In recent years, increasing attention has been paid to the effects of tourism and related developments upon the environment of ‘destination areas’. The increasing popularity of the concept of sustainable development has resulted in tourism being viewed as an activity which could easily be developed along those appropriate lines. It is argued, however, that such a viewpoint is often simplistic and naïve, because of a lack of understanding of the complex nature of tourism. While tourism is dependent upon the environment for much of its well-being, the prevailing lack of knowledge, responsibility, and long-term planning, has often resulted in development which is neither environmentally nor culturally sympathetic to the host area and community.
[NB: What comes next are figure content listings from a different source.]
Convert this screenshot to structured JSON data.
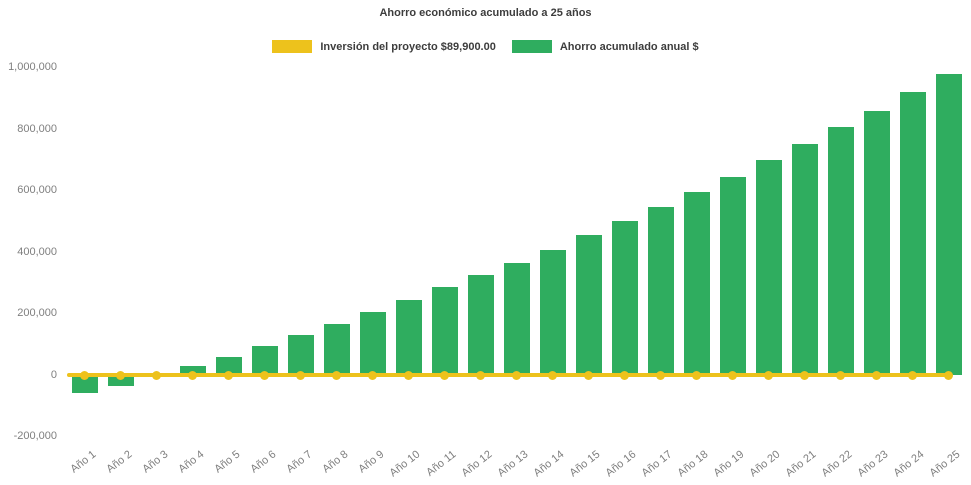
{
  "header": {
    "title": "Ahorro económico acumulado a 25 años"
  },
  "legend": {
    "items": [
      {
        "id": "investment",
        "label": "Inversión del proyecto $89,900.00",
        "color": "#edc21c"
      },
      {
        "id": "savings",
        "label": "Ahorro acumulado anual $",
        "color": "#2fad5f"
      }
    ]
  },
  "chart_data": {
    "type": "bar",
    "title": "Ahorro económico acumulado a 25 años",
    "categories": [
      "Año 1",
      "Año 2",
      "Año 3",
      "Año 4",
      "Año 5",
      "Año 6",
      "Año 7",
      "Año 8",
      "Año 9",
      "Año 10",
      "Año 11",
      "Año 12",
      "Año 13",
      "Año 14",
      "Año 15",
      "Año 16",
      "Año 17",
      "Año 18",
      "Año 19",
      "Año 20",
      "Año 21",
      "Año 22",
      "Año 23",
      "Año 24",
      "Año 25"
    ],
    "series": [
      {
        "name": "Ahorro acumulado anual $",
        "type": "bar",
        "color": "#2fad5f",
        "values": [
          -60000,
          -35000,
          0,
          30000,
          60000,
          95000,
          130000,
          165000,
          205000,
          245000,
          285000,
          325000,
          365000,
          405000,
          455000,
          500000,
          545000,
          595000,
          645000,
          700000,
          750000,
          805000,
          860000,
          920000,
          980000
        ]
      },
      {
        "name": "Inversión del proyecto $89,900.00",
        "type": "line",
        "color": "#edc21c",
        "marker": "circle",
        "values": [
          0,
          0,
          0,
          0,
          0,
          0,
          0,
          0,
          0,
          0,
          0,
          0,
          0,
          0,
          0,
          0,
          0,
          0,
          0,
          0,
          0,
          0,
          0,
          0,
          0
        ]
      }
    ],
    "ylim": [
      -200000,
      1000000
    ],
    "ytick_interval": 200000,
    "yticks": [
      {
        "value": 1000000,
        "label": "1,000,000"
      },
      {
        "value": 800000,
        "label": "800,000"
      },
      {
        "value": 600000,
        "label": "600,000"
      },
      {
        "value": 400000,
        "label": "400,000"
      },
      {
        "value": 200000,
        "label": "200,000"
      },
      {
        "value": 0,
        "label": "0"
      },
      {
        "value": -200000,
        "label": "-200,000"
      }
    ],
    "grid": false,
    "legend_position": "top-center",
    "x_label_rotation_deg": -38
  }
}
A broad definition of environment is necessary in this context, encompassing both the physical and human realms and also Nature's, as is an equally wide view of human leisure activities, which needs to include far more than tourism. It is necessary to take a critical view of some alternative approaches to mass-tourism, which have been suggested as appropriate for environmentally significant areas; for at least some of the problems resulting from tourism-related developments are more profound, and less easily solved, than has often been suggested. Solutions are inevitably a combination of compromise and positive planning and management, and successful examples are difficult to find. Improved understanding of the complex nature of tourism, and of its linkages to the environment, is crucial if a symbiotic relationship is to be attained and maintained.
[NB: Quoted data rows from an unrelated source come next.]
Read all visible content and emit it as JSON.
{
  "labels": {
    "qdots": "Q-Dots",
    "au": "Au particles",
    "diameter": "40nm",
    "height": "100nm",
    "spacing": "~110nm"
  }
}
It is necessary to appreciate that tourist destination areas evolve and change over time, both responding to, and being altered by, changes in tourism. They are not static environments, and need responsible and pro-active planning and management. Reliance upon local initiatives, uncoordinated planning, and self-regulation in a situation of ill-defined responsibility, will not result in a secure long-term future for either the tourist industry or the environment of the destination area. Coordination of policies, pro-active planning, acceptance of limitations on growth, education of all parties involved, and commitment to a long-term viewpoint, are prerequisites to the successful linking of tourism and sustainable development.